Keytruda, marketed by Merck Sharp & Dohme — MSD, a subsidiary of Merck — is an immune checkpoint inhibitor. It works by blocking PD-1 signaling, a process that is used by many tumor cells to escape immune destruction. By blocking PD-1 signaling, Keytruda can promote an anti-tumor immune response, which kills cancer cells and curbs tumor growth.

“Multiple preclinical studies suggest that the use of Tumor Treating Fields together with anti-PD-1 therapy can potentially augment the immune response resulting in improved tumor control,” William Doyle, executive chairman of Novocure, said in a press release.

Novocure and MSD will together conduct a Phase 2 pilot study testing a combination of these two therapies as a first-line treatment for advanced or metastatic NSCLC that is positive for PD-L1 (a molecule expressed by tumor cells). NSCLC is the most common type of lung cancer, accounting for 80-85% of cases.

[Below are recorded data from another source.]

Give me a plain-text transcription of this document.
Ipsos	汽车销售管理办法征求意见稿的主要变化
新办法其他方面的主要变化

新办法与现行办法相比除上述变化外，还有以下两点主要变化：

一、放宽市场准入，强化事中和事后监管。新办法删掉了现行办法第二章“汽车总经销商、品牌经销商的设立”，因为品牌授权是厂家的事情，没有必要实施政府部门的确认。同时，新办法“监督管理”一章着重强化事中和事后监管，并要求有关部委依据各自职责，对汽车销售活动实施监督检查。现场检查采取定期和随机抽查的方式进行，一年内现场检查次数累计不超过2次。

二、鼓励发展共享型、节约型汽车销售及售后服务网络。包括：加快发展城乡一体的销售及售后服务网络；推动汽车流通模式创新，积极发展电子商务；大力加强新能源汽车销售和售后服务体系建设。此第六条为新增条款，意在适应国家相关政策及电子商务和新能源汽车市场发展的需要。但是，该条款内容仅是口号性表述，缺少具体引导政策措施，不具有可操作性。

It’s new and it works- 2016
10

“We look forward to generating clinical data demonstrating the effect of Tumor Treating Fields concurrent with Keytruda in first-line NSCLC,” Doyle said.

The upcoming study, which is expected to begin later this year, is designed to enroll approximately 66 people in the U.S.

The study’s primary endpoint — its main measurement of efficacy — is the objective response rate (ORR), which refers to a response that is clearly measurable without bias; in cancer research, it typically means that the tumor has decreased in size.

Other endpoints used in the study will include overall survival, progression-free survival, duration of response, and disease control rate after 18 weeks of treatment. The trial also will evaluate the safety of the combination treatment.

“We are very pleased to collaborate with MSD, a global leader in oncology, in this important combination study as we strive to extend survival in some of the most aggressive forms of cancer through the development and commercialization of Tumor Treating Fields,” Doyle concluded.